LeBron, Pickle Juice & A Dream Run In Melbourne For Tiafoe
Frances Tiafoe is not your typical tennis player. Growing up, his father, an immigrant from Sierra Leone, was a janitor at the Junior Tennis Champions Center in Maryland. Tiafoe and his brother, Franklin, spent much of their time at the facility as children, sometimes even sleeping there in a small office that their father converted into his apartment.
Tiafoe vowed to become great at tennis, not just for the sake of being a fantastic player, but to make a difference for his family. In March 2017 the American bought a house for his mother in Maryland, and he got his father an apartment in Orlando, Florida, where Tiafoe trains.
On Sunday, the #NextGenATP American defeated 2017 Nitto ATP Finals champion Grigor Dimitrov to reach the quarter-finals of the Australian Open. That victory guarantees him at least $460,000. It’s safe to say he has come a long way.
“At the beginning, that was just my goal as a kid,” Tiafoe said of his desire to take care of his family. “It's crazy, man. Obviously if you guys know anything about me, [my] story in tennis, I obviously wasn't a normal tennis story. The beginning of my career, I was playing for them, trying to do everything for my family. Obviously now I put them in a great place. Now I'm trying to do it for me.”
Tiafoe broke through in a major way in 2018. The Next Gen ATP Finals qualifier had never reached a tour-level quarter-final before last year, but he won his maiden ATP Tour title at the Delray Beach Open and also made the final in Estoril. So heading into 2019, Tiafoe had a message for coach Zack Evenden and a couple of other members of his team.
“I'm going to pop off. No reason why I can't do these things,” Tiafoe said. “I didn't think it was going to happen right away. This is unbelievable.”
Tiafoe is the youngest American to reach a Grand Slam quarter-final since former World No. 1 Andy Roddick did so at Wimbledon in 2003. He is also the youngest player from his country to advance to the last eight in Melbourne since Roddick in 2003. Thanks to Tiafoe and Stefanos Tsitsipas, who upset six-time champion Roger Federer, it is the first time since the 2009 US Open (Cilic & Del Potro) that two 21-and-under players are into the last eight of a major. If fourth seed Alexander Zverev beats Milos Raonic on Monday, it’ll be the first time three players of that age broke through to the quarter-finals of the Australian Open since 1997 (Costa, Moya, Rios).
Tiafoe has gained plenty of attention with not just his top-tier play, but his post-match celebrations at this event, mimicking moves by basketball superstar LeBron James. James even commented on an ESPN Instagram post comparing the two athletes’ celebrations with his approval.
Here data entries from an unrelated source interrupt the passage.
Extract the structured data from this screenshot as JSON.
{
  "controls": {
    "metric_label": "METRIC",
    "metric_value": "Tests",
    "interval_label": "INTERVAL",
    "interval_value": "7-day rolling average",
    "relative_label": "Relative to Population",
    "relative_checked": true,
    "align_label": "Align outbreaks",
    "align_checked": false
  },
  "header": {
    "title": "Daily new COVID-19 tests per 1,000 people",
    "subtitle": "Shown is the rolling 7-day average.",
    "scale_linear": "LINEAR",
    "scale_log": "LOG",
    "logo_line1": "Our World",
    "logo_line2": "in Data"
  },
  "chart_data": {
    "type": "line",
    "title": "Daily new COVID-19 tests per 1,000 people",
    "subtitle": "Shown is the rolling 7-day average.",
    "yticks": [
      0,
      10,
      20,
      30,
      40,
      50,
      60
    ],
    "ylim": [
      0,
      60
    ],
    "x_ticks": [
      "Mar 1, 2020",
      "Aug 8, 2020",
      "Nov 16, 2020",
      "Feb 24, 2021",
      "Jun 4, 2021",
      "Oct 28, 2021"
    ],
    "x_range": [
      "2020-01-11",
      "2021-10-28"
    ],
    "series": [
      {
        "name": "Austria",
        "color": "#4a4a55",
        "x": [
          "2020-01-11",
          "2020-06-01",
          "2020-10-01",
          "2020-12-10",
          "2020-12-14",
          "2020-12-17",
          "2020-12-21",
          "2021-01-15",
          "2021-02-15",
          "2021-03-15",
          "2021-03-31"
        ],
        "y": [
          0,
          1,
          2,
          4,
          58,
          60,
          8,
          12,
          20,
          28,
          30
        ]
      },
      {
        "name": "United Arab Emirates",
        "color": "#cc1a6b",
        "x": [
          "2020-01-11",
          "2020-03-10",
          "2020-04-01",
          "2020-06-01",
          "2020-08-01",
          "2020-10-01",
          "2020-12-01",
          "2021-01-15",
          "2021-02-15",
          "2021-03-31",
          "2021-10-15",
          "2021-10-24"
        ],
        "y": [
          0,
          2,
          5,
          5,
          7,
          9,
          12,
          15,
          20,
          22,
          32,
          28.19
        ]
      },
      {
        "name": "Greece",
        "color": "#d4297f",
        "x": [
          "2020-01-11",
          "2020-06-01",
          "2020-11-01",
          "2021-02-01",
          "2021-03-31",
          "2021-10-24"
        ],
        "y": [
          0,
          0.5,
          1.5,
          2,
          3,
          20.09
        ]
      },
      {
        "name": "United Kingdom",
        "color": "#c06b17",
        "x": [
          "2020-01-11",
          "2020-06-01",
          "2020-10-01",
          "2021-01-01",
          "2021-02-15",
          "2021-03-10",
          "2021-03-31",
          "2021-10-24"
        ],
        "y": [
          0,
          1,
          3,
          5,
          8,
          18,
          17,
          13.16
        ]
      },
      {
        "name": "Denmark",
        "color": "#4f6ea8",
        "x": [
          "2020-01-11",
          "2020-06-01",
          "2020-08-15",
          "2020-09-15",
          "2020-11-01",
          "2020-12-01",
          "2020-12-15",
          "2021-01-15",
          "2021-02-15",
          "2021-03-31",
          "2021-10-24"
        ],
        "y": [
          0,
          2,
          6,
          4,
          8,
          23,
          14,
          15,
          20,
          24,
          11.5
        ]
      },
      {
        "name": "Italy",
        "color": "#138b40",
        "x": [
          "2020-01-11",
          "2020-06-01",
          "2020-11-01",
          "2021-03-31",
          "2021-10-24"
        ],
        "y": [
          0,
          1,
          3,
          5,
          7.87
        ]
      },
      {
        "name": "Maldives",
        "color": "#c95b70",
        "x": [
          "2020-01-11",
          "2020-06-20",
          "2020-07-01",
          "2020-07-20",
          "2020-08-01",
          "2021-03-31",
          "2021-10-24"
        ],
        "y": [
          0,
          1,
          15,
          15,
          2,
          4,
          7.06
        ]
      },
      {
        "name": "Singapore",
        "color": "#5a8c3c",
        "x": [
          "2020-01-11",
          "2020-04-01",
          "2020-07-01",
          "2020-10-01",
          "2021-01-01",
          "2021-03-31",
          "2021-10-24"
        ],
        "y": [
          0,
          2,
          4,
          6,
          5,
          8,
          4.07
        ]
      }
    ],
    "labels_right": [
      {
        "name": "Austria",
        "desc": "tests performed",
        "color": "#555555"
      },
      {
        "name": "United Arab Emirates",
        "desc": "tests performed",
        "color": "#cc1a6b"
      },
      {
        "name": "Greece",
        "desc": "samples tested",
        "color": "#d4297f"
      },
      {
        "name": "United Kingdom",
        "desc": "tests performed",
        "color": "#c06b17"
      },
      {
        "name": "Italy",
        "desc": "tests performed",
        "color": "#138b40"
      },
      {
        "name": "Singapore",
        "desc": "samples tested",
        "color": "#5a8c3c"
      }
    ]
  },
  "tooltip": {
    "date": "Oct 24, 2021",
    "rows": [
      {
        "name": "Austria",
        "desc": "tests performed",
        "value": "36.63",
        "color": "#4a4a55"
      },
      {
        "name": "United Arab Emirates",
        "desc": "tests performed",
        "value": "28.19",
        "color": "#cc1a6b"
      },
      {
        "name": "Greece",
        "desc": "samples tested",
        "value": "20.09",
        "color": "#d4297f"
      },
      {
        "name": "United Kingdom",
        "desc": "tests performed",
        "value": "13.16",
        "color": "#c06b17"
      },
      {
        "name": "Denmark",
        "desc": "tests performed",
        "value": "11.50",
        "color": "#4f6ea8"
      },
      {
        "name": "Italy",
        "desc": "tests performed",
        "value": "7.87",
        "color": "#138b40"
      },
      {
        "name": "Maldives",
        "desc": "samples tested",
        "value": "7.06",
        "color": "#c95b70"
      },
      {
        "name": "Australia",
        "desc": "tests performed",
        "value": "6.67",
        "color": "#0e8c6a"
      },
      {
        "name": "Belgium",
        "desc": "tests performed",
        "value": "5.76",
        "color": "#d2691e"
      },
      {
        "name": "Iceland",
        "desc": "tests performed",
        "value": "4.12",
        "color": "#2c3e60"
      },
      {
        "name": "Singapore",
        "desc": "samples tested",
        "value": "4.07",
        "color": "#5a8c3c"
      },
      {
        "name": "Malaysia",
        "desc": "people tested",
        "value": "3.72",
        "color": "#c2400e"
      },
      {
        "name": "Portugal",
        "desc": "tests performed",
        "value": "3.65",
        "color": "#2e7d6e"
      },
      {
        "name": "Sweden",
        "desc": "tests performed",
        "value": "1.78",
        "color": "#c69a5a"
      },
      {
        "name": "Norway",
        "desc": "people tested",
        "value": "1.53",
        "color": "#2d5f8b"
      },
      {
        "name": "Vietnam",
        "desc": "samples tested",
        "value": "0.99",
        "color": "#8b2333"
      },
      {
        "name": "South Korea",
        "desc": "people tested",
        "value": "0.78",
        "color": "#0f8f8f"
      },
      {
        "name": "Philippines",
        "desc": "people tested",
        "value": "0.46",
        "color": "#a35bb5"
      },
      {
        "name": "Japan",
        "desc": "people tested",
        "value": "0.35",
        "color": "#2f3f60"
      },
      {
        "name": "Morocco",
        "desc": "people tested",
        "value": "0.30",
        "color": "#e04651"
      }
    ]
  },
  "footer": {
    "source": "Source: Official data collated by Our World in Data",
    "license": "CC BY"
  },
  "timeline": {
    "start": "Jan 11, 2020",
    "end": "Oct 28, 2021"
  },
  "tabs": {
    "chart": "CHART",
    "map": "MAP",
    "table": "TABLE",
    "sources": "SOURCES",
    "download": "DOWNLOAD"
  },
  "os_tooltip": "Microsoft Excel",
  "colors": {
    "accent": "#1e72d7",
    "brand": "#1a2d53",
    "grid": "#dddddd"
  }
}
“This is crazy. Saw LeBron commenting on that ESPN thing, talking about ‘The Silencer’. My phone is blowing up. I can barely use it,” Tiafoe said. “Clearly he knows who I am now… That's just crazy.”
While it is plenty exciting now, there were moments in Tiafoe’s match against Dimitrov when it appeared the American was in trouble, even after leading by two sets. The World No. 39, who will crack the Top 30 for the first time on 28 January regardless of his results the rest of the tournament, let slip a 4-2 lead in the third set. In the fourth set, it seemed Dimitrov was by far the fresher player, and the Bulgarian earned three break points deep in the set.
But Tiafoe battled, scratching and clawing his way through rallies to hang onto his serve and then earn a break of his own before serving out the match. He even tried something he isn’t a fan of to try to find a burst of energy.
“I was trying to stay alive. I was downing pickle juice, having that like Kool-Aid, just trying to get that done,” Tiafoe said. “I'm talking straight up, straight up. Just downing it. Tasted terrible.”
However terrible it tasted, Tiafoe’s efforts earned him the biggest win of his career. And now, he will face 2009 champion Rafael Nadal for a spot in the semi-finals.
“I'm so excited to play Rafa. We're going to have some fun, going to have some long rallies,” Tiafoe said. “Playing arguably one of the greatest tennis players of all time. Just [want to] have some fun out there.”
To make the situation even better for Tiafoe, the Dimitrov win came on his 21st birthday. Before stepping on court, Tiafoe posted a picture on Instagram of him and his brother when they were children in Sierra Leone, where their father sent them when he felt his sons were getting spoiled.
“He said, ‘You guys don't even understand. You guys [have] got American passports, got the opportunity to do something great. Go and do it’,” Tiafoe said.
It’s safe to say Tiafoe has done just that.